- Born: Swaminathan Karuppa Gounden 1927 Durban, Natal Province Union of South Africa
- Died: 30 November 2021 (aged 93)
- Political party: African National Congress
- Other political affiliations: Natal Indian Congress South African Communist Party

= Swami Gounden =

Anti-apartheid activist and trade unionist (1927–2021)

Swaminathan Karuppa "Swami" Gounden (1927 – 30 November 2021) was a South African trade unionist and anti-apartheid activist from Natal.

== Life and activism ==
Born in 1927 in Durban, Gounden entered politics through the trade union movement and joined the Communist Party of South Africa at Magazine Barracks in 1944. The following year, he was a member of the progressive faction of the Natal Indian Congress that installed Monty Naicker at the head of the congress, ousting its conservative incumbent leadership. He was active in the congress's passive resistance campaign against the so-called Ghetto Act.

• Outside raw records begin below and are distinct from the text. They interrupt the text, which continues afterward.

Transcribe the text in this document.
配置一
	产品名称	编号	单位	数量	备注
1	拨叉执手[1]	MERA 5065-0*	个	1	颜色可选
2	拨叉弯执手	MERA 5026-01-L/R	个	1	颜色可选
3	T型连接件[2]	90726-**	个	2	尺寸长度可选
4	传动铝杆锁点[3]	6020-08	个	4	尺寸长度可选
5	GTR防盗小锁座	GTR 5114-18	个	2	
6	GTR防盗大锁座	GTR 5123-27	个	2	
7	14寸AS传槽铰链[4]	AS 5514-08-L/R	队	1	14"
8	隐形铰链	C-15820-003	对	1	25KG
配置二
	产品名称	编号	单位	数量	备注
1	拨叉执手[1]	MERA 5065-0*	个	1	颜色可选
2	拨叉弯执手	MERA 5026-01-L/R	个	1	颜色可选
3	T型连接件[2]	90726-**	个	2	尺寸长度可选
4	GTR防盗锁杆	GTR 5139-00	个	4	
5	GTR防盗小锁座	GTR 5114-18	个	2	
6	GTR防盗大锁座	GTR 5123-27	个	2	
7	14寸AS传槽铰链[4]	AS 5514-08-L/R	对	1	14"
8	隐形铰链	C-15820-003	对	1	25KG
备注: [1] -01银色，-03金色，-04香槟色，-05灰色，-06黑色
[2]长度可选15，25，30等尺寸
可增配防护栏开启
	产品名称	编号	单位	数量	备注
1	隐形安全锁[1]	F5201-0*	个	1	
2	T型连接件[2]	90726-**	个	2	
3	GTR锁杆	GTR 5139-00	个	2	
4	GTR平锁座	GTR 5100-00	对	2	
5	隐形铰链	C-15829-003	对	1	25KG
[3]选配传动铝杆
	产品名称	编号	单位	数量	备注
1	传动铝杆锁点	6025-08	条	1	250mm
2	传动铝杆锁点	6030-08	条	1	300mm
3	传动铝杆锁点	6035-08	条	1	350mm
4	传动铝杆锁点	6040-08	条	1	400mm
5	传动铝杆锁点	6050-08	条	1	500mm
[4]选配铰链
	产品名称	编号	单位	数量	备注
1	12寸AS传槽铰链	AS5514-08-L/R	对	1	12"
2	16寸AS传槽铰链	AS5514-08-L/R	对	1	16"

He joined the African National Congress (ANC) in 1950 and participated in the 1952 Defiance Campaign and 1955 Congress of the People. Over the next five decades, he was active in civic organisations in Natal, notably residents' associations in Asherville and the United Democratic Front. In 2018, President Cyril Ramaphosa awarded him the Order of Luthuli in Silver, "For his life-long and courageous fight against apartheid oppression".

He died on 30 November 2021, aged 93, and was granted an official provincial funeral, at which KwaZulu-Natal Premier Sihle Zikalala delivered the eulogy.